Alors que la société Airbus présente un carnet de commandes plein pour les 10 années à venir (pour plus de 650 milliards de dollars), elle programme une baisse de charge estimée à 30 % d’ici 2017, avec un impact d’environ 50 % sur les effectifs de la sous-traitance. La direction d’Airbus annonce une baisse de 11 000 équivalents temps plein (sur 26 000), d’ici 2018, dans le secteur Bureau d’étude d’Airbus en Europe, sous-traitants inclus.
Cela place les sociétés sous-traitantes de l’aéronautique en grande difficulté. La pression sur les coûts les fragilise et les force à recourir de plus en plus à la délocalisation de leurs activités.
Paradoxalement, alors que les cadences et la production augmentent, l’innovation et la recherche et développement (R&D) sont en chute libre, dans un secteur qui depuis 2007 a créé 17 000 emplois en Midi-Pyrénées. C’est une situation historique : c’est la première fois depuis les débuts de l’aéronautique, dans les années 50, que l’on observe un tel trou d’air dans les activités de développement d’Airbus, mais aussi de Boeing et des autres concurrents.
Les Etats généraux de l’industrie aéronautique, organisés en juin dernier par la coordination CGT d’Airbus et de ses sous-traitants, ont montré comment le désengagement public dans cette industrie, maintenant cotée en bourse, l’a soumise à l’appétit des actionnaires et à l’exigence de rentabilité à court terme, qui ne tolère pas des investissements massifs à long terme dans la R&D. A cela, il faut ajouter qu’Airbus ne prévoit pas de nouveau « programme avion » majeur avant au moins 15 ans.
Le plan Power 8 d’Airbus, en 2006, visait une réduction des coûts et une réorganisation de la chaine de sous-traitants. Il exigeait de ces derniers une diminution des coûts de 30 %. Cela a conduit à une réduction du nombre de fournisseurs.
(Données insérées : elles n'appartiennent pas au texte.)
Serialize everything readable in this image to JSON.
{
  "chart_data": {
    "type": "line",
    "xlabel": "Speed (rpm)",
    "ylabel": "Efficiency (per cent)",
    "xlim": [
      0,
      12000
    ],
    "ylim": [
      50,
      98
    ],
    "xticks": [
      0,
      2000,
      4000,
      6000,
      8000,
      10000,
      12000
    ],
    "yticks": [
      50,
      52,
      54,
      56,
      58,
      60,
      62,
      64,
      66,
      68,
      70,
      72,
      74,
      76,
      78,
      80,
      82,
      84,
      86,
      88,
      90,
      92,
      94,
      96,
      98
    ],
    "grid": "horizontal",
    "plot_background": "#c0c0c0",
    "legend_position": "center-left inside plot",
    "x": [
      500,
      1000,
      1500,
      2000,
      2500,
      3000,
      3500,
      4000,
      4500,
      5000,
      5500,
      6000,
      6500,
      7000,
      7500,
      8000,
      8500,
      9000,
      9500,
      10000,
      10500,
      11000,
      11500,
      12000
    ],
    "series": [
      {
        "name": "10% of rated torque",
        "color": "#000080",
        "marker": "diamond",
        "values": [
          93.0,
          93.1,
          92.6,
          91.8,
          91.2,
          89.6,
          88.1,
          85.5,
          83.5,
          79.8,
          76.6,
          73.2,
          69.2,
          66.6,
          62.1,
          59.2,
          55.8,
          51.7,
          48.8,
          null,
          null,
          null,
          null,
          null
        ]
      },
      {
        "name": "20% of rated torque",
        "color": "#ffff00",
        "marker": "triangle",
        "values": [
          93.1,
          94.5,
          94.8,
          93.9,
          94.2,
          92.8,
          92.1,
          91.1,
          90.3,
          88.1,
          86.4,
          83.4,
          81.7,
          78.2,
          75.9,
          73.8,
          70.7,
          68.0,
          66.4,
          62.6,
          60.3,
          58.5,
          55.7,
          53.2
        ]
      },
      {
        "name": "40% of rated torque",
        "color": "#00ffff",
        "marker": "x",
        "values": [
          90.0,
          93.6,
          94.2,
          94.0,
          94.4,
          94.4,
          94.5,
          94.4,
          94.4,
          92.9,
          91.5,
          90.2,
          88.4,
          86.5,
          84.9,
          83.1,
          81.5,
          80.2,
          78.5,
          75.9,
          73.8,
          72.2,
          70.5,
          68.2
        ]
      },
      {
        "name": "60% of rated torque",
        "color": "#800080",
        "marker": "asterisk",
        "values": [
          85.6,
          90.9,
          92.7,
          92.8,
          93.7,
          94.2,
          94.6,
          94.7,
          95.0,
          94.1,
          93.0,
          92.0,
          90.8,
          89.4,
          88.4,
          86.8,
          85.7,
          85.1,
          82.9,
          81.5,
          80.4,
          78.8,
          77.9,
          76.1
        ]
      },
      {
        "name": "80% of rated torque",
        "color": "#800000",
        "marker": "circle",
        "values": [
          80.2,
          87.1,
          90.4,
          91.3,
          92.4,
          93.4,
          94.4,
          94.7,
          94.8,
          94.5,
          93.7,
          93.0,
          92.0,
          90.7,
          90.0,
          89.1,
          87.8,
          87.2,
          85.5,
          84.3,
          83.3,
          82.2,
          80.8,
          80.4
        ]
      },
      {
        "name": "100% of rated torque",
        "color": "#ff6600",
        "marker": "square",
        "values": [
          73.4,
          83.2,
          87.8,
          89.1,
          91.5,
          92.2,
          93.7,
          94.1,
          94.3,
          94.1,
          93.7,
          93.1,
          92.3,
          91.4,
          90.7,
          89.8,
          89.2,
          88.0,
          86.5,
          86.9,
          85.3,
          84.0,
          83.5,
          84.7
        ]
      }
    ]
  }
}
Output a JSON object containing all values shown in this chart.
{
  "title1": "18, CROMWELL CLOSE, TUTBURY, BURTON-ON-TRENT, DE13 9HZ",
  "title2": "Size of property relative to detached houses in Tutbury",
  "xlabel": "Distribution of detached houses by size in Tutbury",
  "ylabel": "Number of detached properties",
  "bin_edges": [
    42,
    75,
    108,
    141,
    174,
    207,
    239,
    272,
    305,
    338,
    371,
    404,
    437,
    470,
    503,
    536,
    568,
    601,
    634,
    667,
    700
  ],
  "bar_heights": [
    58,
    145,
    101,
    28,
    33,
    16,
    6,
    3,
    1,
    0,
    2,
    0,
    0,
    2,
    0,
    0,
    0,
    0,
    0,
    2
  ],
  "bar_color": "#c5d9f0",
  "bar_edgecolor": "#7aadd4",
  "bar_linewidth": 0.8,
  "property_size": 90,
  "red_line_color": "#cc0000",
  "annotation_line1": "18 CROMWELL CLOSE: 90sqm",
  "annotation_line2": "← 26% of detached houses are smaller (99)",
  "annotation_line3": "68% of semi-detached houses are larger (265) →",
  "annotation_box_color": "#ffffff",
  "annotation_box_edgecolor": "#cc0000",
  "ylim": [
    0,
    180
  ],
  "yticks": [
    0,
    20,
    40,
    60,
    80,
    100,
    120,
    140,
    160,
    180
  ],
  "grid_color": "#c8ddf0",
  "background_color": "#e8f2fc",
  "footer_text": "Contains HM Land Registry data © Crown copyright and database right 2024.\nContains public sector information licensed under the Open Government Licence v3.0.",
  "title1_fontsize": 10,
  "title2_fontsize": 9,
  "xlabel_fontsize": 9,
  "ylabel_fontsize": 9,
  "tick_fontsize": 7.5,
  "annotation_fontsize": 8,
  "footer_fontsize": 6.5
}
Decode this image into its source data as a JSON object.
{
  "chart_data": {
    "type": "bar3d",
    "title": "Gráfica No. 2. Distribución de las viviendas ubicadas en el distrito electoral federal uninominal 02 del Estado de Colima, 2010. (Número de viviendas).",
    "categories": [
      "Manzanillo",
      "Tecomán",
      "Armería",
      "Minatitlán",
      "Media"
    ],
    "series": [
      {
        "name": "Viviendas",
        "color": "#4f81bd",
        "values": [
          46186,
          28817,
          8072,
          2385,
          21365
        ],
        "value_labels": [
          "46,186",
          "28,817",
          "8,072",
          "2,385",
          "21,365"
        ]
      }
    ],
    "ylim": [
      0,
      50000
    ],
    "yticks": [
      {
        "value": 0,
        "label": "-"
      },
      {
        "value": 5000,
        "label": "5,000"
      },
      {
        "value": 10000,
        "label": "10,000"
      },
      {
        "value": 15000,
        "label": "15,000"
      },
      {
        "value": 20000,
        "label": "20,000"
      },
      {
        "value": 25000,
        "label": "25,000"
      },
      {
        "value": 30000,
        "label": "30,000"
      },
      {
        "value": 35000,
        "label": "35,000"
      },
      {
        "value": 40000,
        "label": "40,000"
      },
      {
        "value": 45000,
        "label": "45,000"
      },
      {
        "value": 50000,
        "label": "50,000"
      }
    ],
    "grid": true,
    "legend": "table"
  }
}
C’est une pression énorme sur les sociétés sous-traitantes, qui ont un taux de dépendance de 85 % par rapport à Airbus. Plus largement, Airbus étrangle ses sous-traitants par sa recherche de rentabilité à tout prix : enchères inversées, délocalisations imposées et surtout baisse unilatérale des prix – le tout sur fond d’omerta chez les sous-traitants, qui ont peur de perdre les marchés liés à ce donneur d’ordre tout puissant. Pourtant, 80 % de la valeur ajoutée du produit est générée par la sous-traitance.
La coordination CGT suit mois après mois les conséquences de la baisse des charges de l’engineering Airbus. Le constat est clair : une chute des effectifs de 6 à 16 %. A terme, la baisse des effectifs dans les SSII en Midi-Pyrénées pourrait concerner jusqu’à 50 % des effectifs des SSII. Dans ces conditions, comment conserver les compétences clés, avec un risque majeur de réduction aveugle des effectifs ?
Les SSII, qui fournissent essentiellement une prestation intellectuelle, ne peuvent s’appuyer que sur une seule variable d’ajustement : les effectifs. Ces diminutions d’effectifs se font sans « plan social », sans mesures d’accompagnement. C’est donc par des méthodes de harcèlement et de pressions que les salariés sont brisés, dégoutés, poussés vers la sortie et sans autre alternative que le chômage. Cela se traduit par une souffrance au travail : augmentation des arrêts maladie (+12 % en un an chez Altran), tentatives de suicide, management par la peur, mobilités forcées, turn-over important, aucun plan de carrière.
Les salariés sous-traitants qui mènent des actions pour sensibiliser l’opinion publique sur leur sort subissent des pressions importantes. Mais cela n’empêche pas la coordination de continuer son combat, bien au contraire, pour unir la communauté de travail de tout le secteur et faire un maximum de communication sur la situation. Elle continue d’informer l’ensemble des salariés bien sûr, mais aussi la population.